State of the art: Usually, for machine learning tasks, the analysis pipeline can be defined as the steps (a) data extraction, (b) exploration/curation, (c) preparation of training and (d) training. Step (b) is usually performed interactively (e.g. with Jupyter Notebooks), while step (d) can be handled automatically in large computing environments, for example on a high-performance computing cluster (HPC).

Previously, we integrated HPC into the biomedical research data management system XNAT (Extensible Neuroimaging Archive Toolkit) [3], [4]. This has allowed for batch processing XNAT projects in machine learning tasks on a shared partition, but did not enable interactive and secure data analysis.

Therefore we set up a collaborative processing environment encompassing a research data management system as an interactive data exploration/curation and secure HPC analysis.

Concept: We extended the previous XNAT-HPC environment by (i) a Jupyter server in the same network segment of the university compute center’s (GWDG) cloud and (ii) a secure HPC protocol [5] again provided by GWDG. The required components – a containerized adopted Jupyter image and an XNAT plugin – are provided by the XNAT community. In XNAT, data can be protected by its access control feature and can be selected to spawn a Jupyter notebook with Python data access. For training, we combined our XNAT-HPC pipeline with the encrypted processing approach secure HPC.

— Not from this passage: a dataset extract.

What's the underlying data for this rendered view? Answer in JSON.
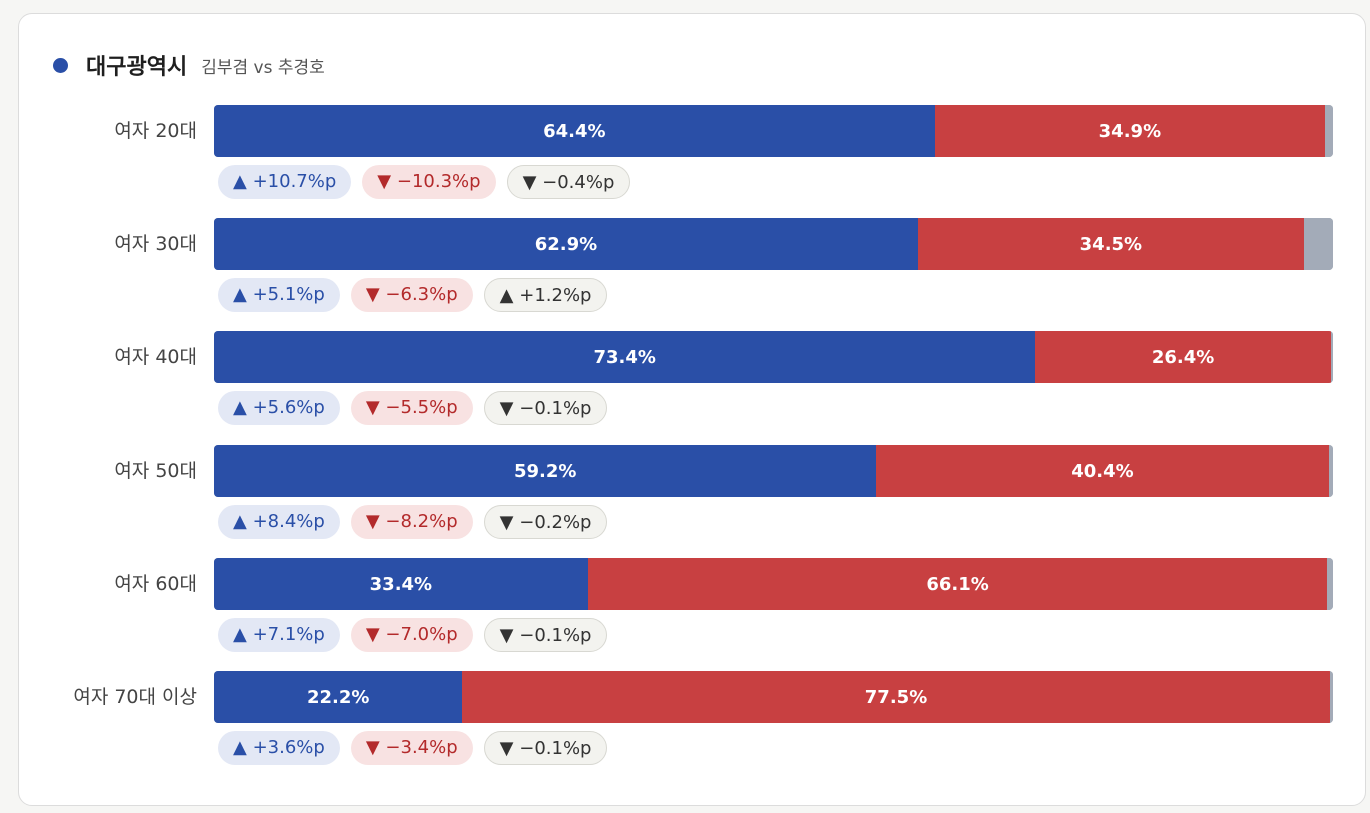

Implementation: We implemented and evaluated our workflow and created an exemplary project in XNAT filled with synthesized data. We accessed the files through the Jupyter Notebook and successfully transferred them into the secure HPC pipeline for automatic encryption and secure processing on the HPC system.

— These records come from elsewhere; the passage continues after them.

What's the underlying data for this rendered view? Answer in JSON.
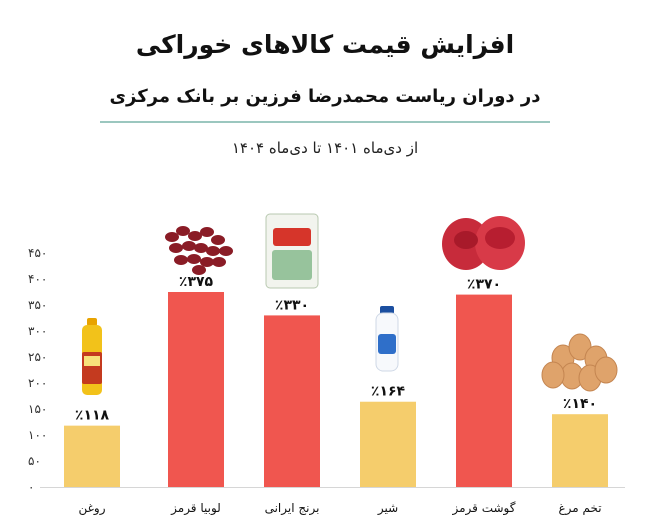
{
  "header": {
    "title": "افزایش قیمت کالاهای خوراکی",
    "subtitle": "در دوران ریاست محمدرضا فرزین بر بانک مرکزی",
    "period": "از دی‌ماه ۱۴۰۱ تا دی‌ماه ۱۴۰۴"
  },
  "chart_data": {
    "type": "bar",
    "categories": [
      "روغن",
      "لوبیا قرمز",
      "برنج ایرانی",
      "شیر",
      "گوشت قرمز",
      "تخم مرغ"
    ],
    "values": [
      118,
      375,
      330,
      164,
      370,
      140
    ],
    "value_labels": [
      "٪۱۱۸",
      "٪۳۷۵",
      "٪۳۳۰",
      "٪۱۶۴",
      "٪۳۷۰",
      "٪۱۴۰"
    ],
    "yticks": [
      "۰",
      "۵۰",
      "۱۰۰",
      "۱۵۰",
      "۲۰۰",
      "۲۵۰",
      "۳۰۰",
      "۳۵۰",
      "۴۰۰",
      "۴۵۰"
    ],
    "ylim": [
      0,
      450
    ],
    "bar_colors": [
      "#f5cd6c",
      "#f0564f",
      "#f0564f",
      "#f5cd6c",
      "#f0564f",
      "#f5cd6c"
    ],
    "item_icons": [
      "oil-bottle-icon",
      "red-beans-icon",
      "rice-bag-icon",
      "milk-bottle-icon",
      "red-meat-icon",
      "eggs-icon"
    ]
  }
}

Lessons learned: We established a secure processing workflow consisting of data exploration using Jupyter Notebooks in XNAT and secure processing by combining our XNAT-HPC pipeline with secure HPC.

It ensures extra security for our training data on the normally shared-HPC environment. While XNAT is optimized for biosignal and image data, its open-source design allows it to support and extend to other data types as well. Limitations of this infrastructure are characterized first by a local temporal storage for creating an encrypted data container within the secure HPC approach. Secondly, this workflow does not cover data uploading into XNAT after its provision to researchers by the MII data management office. Thirdly, while XNAT projects support collaborative access among permitted users via access control, each access of a Jupyter Notebook is limited to the individual user.

The authors declare that they have no competing interests.

The authors declare that an ethics committee vote is not required.


Literatur

[1] Semler SC, Boeker M, Eils R, Krefting D, Loeffler M, Bussmann J, et al. Die Medizininformatik-Initiative im Überblick – Aufbau einer Gesundheitsforschungsdateninfrastruktur in Deutschland. Bundesgesundheitsbl. 2024 Jun 1;67(6):616–28.
[2] Hund H, Wettstein R, Heidt CM, Fegeler C. Executing Distributed Healthcare and Research Processes – The HiGHmed Data Sharing Framework. In: German Medical Data Sciences: Bringing Data to Life. IOS Press; 2021. (Studies in Health Technology and Informatics). p. 126–33.
[3] Marcus DS, Olsen TR, Ramaratnam M, Buckner RL. The Extensible Neuroimaging Archive Toolkit: an informatics platform for managing, exploring, and sharing neuroimaging data. Neuroinformatics. 2007;5(1):11–34.
[4] Zaschke P, Hempel P, Bowden J, Bender T, Hanß S, Spicher N, Krefting D. Extending the Biosignal and Imaging Data Managing Platform XNAT by High Performance Computing for Reproducible Processing. In: Gesundheit – gemeinsam. Kooperationstagung der Deutschen Gesellschaft für Medizinische Informatik, Biometrie und Epidemiologie (GMDS), Deutschen Gesellschaft für Sozialmedizin und Prävention (DGSMP), Deutschen Gesellschaft für Epidemiologie (DGEpi), Deutschen Gesellschaft für Medizinische Soziologie (DGMS) und der Deutschen Gesellschaft für Public Health (DGPH). Dresden, 08.-13.09.2024. Düsseldorf: German Medical Science GMS Publishing House; 2024. DocAbstr. 853. DOI: 10.3205/24gmds113
[5] Nolte H, Spicher N, Russel A, Ehlers T, Krey S, Krefting D, et al. Secure HPC: A workflow providing a secure partition on an HPC system. Future Generation Computer Systems. 2023 Apr 1;141:677–91.